The numerical, measureable target was to extend health insurance coverage to five million ‘targeted low-income’ children who were ineligible for Medicaid. Since its inception in 1997, enrolment in CHIP has increased steadily, reaching 8.1, million children in 2014.
The idea for CHIP drew inspiration from an existing programme in Massachusetts that had been passed in 1996. There was a clear local connexion in that Edward Kennedy, one of the programme’s sponsors, was the senator for Massachusetts at the time. “Kennedy was intrigued by a children's health insurance plan in Massachusetts that had passed in 1996, and met with a Boston Medical Center paediatrics director and a Massachusetts state legislator to discuss the feasibility of a national initiative. Kennedy also saw using an increase in tobacco taxes as a way to pay for the expanded coverage. Thus, in October 1996, Kennedy introduced a bill to provide health care coverage for children of the working poor, to be financed via a 75 cents a pack cigarette tax increase.” 

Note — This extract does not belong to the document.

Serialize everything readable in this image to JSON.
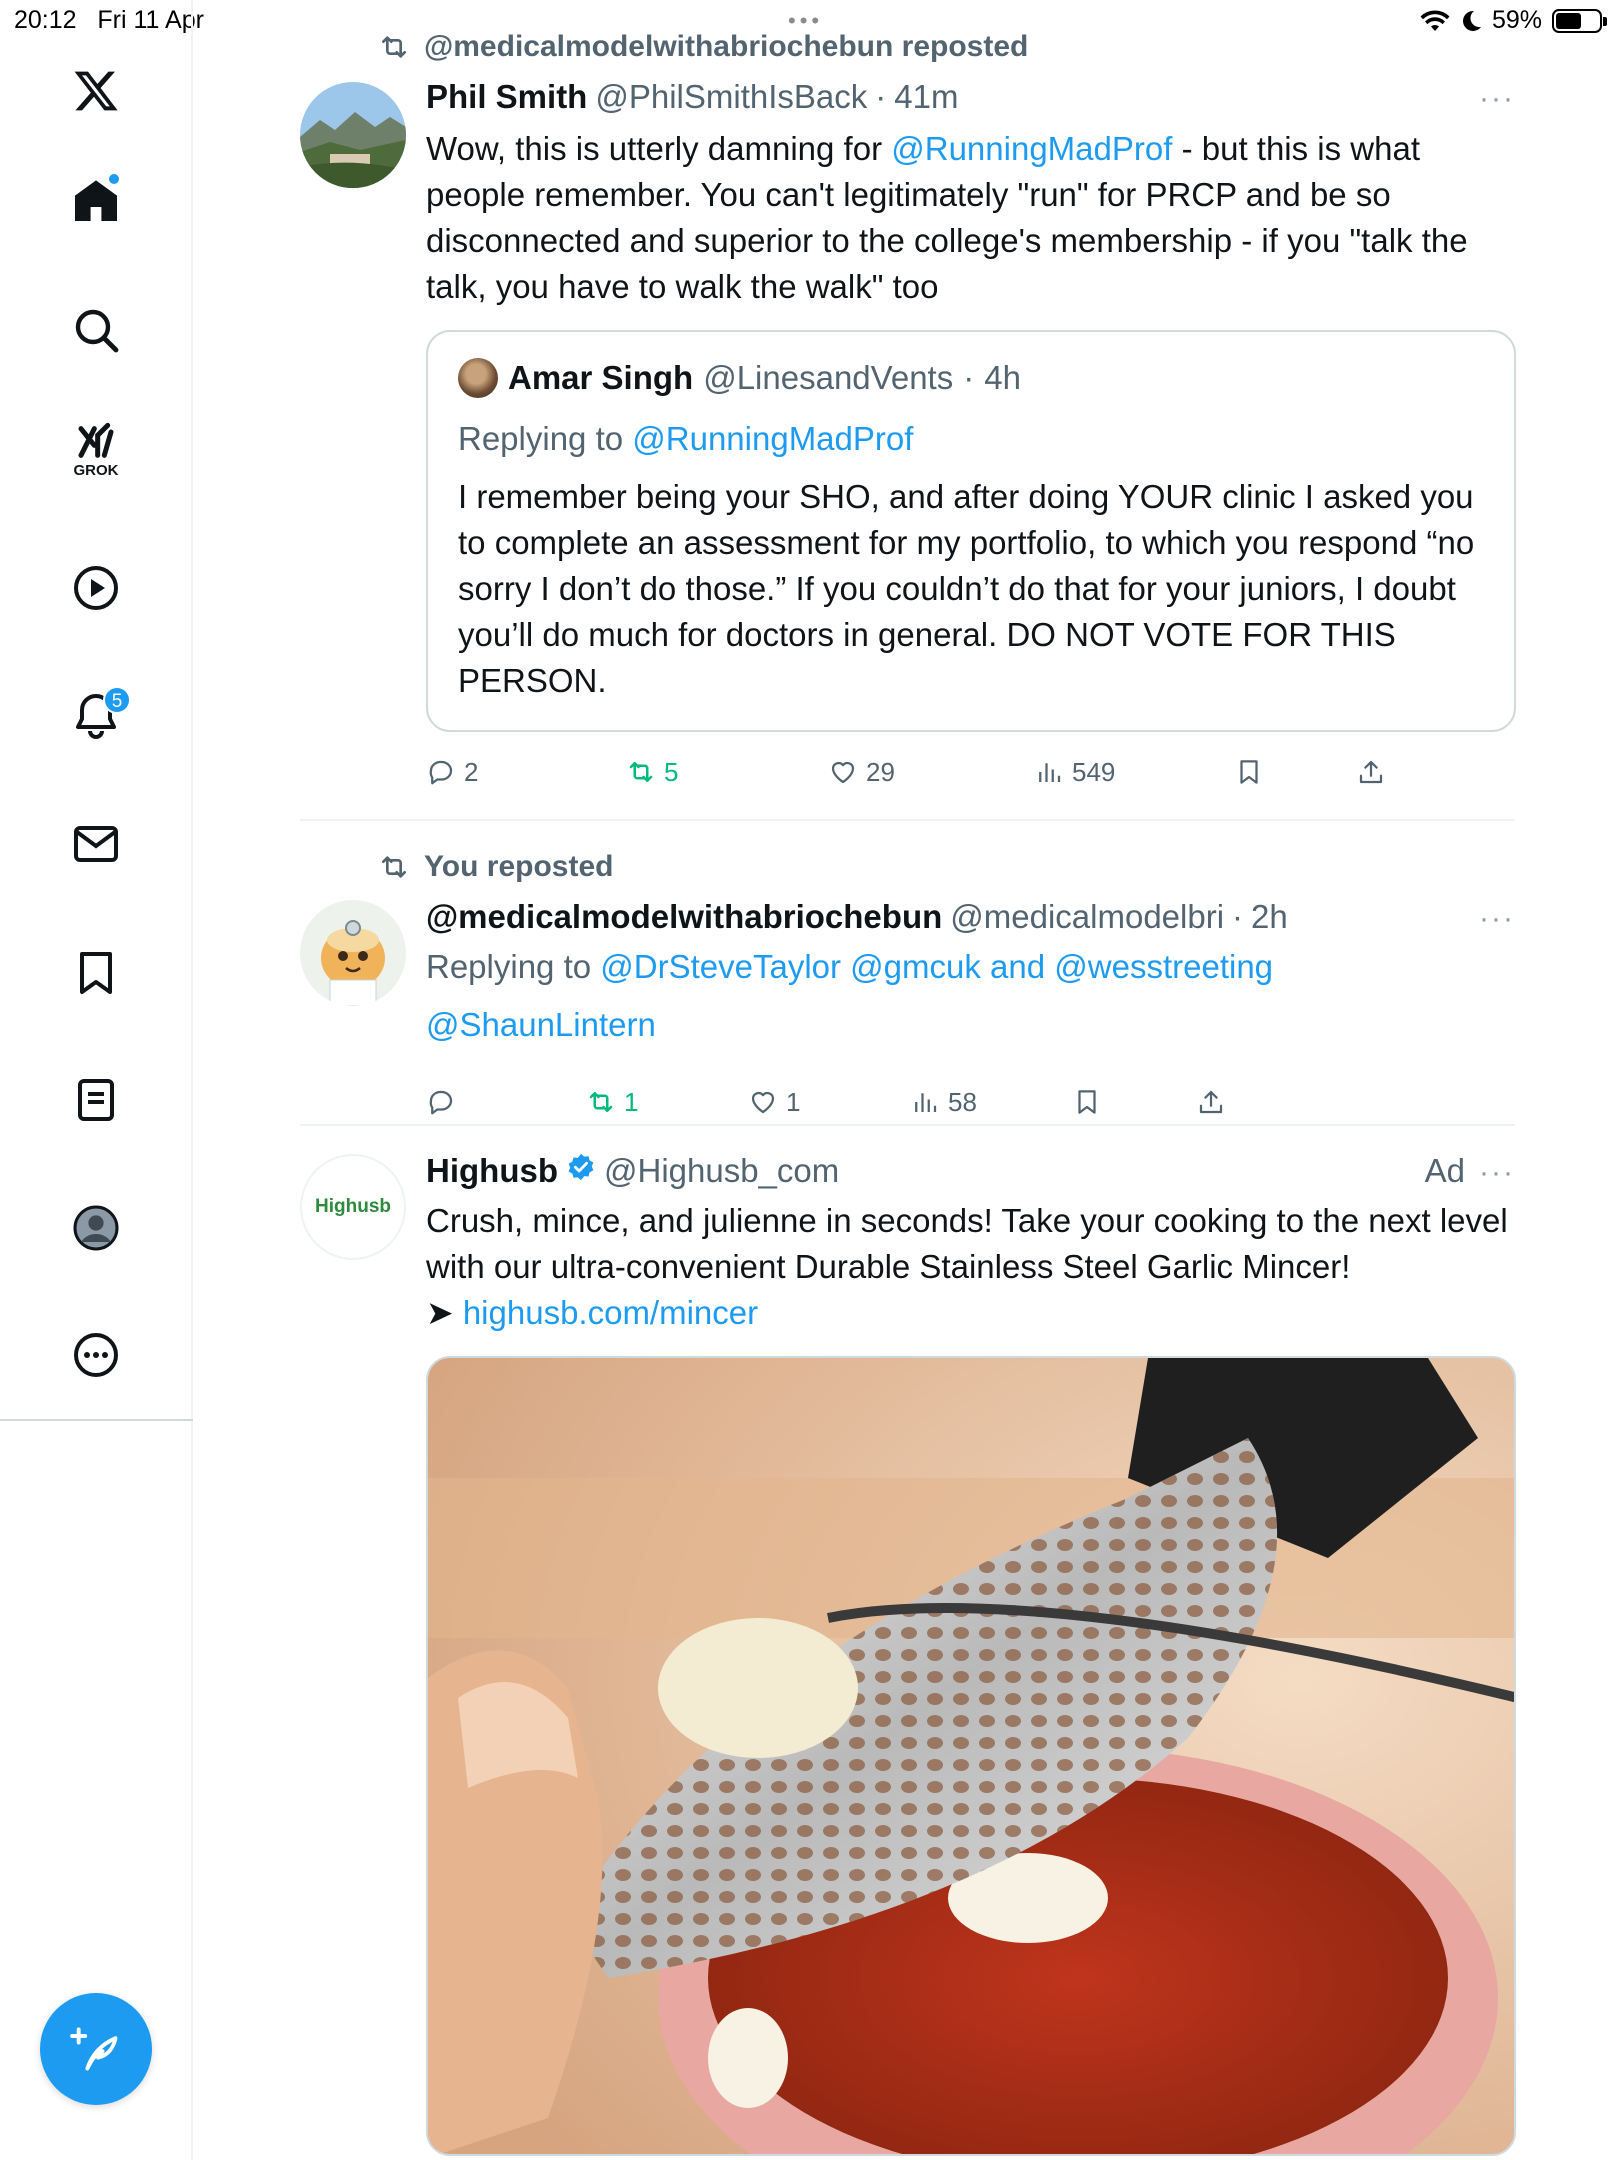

In addition to this, it was inspired by a similar health insurance programme that Medicaid had initiated in 1965. This provided healthcare services to a very broad and diverse population, while CHIP has a simpler, more targeted purpose.
When the initiative was in the planning phase, there was concern regarding states’ participation in the initiative. However, this concern was later resolved when the federal government decided to reimburse states at a higher rate for low-income children than for those on Medicaid. There was less concern regarding the cost incurred, supported by the fact that financial conditions of the states were good and tobacco funds were made available to fund CHIP.
CMS is the body responsible for administering CHIP. It is “a state-administered programme and each state sets their own guidelines regarding eligibility and services, according to federal guidelines.”  CHIP has been well run in that it has had good results throughout its nearly 20-year lifetime, and it was re-authorised in 2009.
The evaluation of CHIP’s impact is carried out by the federal government, state governments, private foundations and think tanks, and academics. The metrics used are:
- The number of children benefiting from health insurance coverage.
- The impact that CHIP has on their health and wellbeing (in terms of the reduction in unmet healthcare needs).
- The extent to which eligible children have gained access to high quality care and improved their health outcomes as a result of CHIP.
In 1999, the federal government introduced a campaign to increase awareness of CHIP. States also spent capital on using statewide media campaigns to raise enrolment rates for children who were eligible for the programme. The programme was expanded by the Clinton government in 2001 and re-authorised in 2009. In 2014, Senator Jay Rockefeller introduced legislation that would extend funding for the CHIP program through fiscal year 2019.
This indicates the levels of cooperation between the federal and state governments and there has also been cooperation between the Democrats and Republicans in Congress. There was also alignment between government and the NGOs and medical bodies involved in funding and supporting CHIP.